As you have seen, there is much to consider when developing an infrastructure design or plan for SAP. Choosing an infrastructure provider or network of providers is therefore serious business. Do not just automatically choose a hardware, OS, or database vendor your company is already familiar with in the context of desktop PCs or laptop purchases. Look to your data center standards first, to get a sense of whom you might already be comfortable with. And then look at competitors. It is certainly a fine strategy to choose a hardware partner you know and trust, for example, but too much is at stake to not conduct a more thorough assessment.

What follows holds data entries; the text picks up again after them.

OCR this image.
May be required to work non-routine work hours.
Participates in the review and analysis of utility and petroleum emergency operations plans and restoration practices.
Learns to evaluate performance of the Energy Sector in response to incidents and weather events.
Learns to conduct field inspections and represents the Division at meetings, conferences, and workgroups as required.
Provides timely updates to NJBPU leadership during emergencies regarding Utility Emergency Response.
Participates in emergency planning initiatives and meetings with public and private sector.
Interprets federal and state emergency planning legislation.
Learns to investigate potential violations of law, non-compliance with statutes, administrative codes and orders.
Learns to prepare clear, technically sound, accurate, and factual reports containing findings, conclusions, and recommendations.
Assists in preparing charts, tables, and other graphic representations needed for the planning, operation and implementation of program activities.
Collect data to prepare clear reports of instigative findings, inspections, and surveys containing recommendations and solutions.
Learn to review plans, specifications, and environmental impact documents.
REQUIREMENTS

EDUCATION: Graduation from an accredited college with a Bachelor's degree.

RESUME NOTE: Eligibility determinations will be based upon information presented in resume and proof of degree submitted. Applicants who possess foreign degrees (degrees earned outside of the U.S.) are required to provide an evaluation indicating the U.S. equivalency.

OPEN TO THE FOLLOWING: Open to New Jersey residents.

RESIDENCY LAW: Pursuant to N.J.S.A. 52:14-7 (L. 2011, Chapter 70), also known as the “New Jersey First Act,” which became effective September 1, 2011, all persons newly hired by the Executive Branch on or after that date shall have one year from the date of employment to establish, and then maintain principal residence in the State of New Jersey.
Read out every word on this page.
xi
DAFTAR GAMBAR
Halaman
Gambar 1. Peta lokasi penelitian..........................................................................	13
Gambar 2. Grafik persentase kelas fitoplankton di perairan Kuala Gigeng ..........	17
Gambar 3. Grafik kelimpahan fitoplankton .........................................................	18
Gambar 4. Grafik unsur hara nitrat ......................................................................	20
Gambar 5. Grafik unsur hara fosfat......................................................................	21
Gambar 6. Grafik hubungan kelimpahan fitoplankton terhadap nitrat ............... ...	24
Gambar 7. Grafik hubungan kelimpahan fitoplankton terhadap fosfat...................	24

Be sure to investigate any prospective infrastructure providers in light of their relationship with SAP. Do they have a long history of partnering with SAP? Are they “certified” for SAP, or do they hold SAP’s Global Technology Partner status? Check with potential providers for SAP-specific customer references, and follow up by talking with these references over the phone or via an onsite visit if possible. After all, it is helpful to see and hear from other customers; their experiences with SAP and your other likely infrastructure partners can really shed some light on whether your proposed infrastructure solution will provide the foundation the company needs. References in a similar industry or reflecting SAP components and products hosting similar workloads or scope are even more valuable.

Attending an SAP tradeshow such as SAP TechEd, ASUG, or any number of SAP Insider conferences is a great place to meet other SAP customers as well as potential infrastructure providers. SAP is generally happy to make these introductions, but don’t fear striking out on your own. This process is akin to peer support, similar to what is seen in the open-systems arena. Many SAP customers have peer contacts with other companies, sometimes even their own competitors, which can be leveraged to share various experiences and technical challenges as well as answer questions related to how well the provider supports and maintains its customers after money changes hands.

Bottom line: It is not advisable to bet your SAP environment’s viability on a whim, on a relationship that has not been vetted over time or shown to be fruitful by others, or on a little-used technology. Save your cutting-edge IT decisions for something less critical and less essential to the company’s financial well-being. Finally, do your homework, and do it early—before all the SAP project’s budget money is spent on consultants!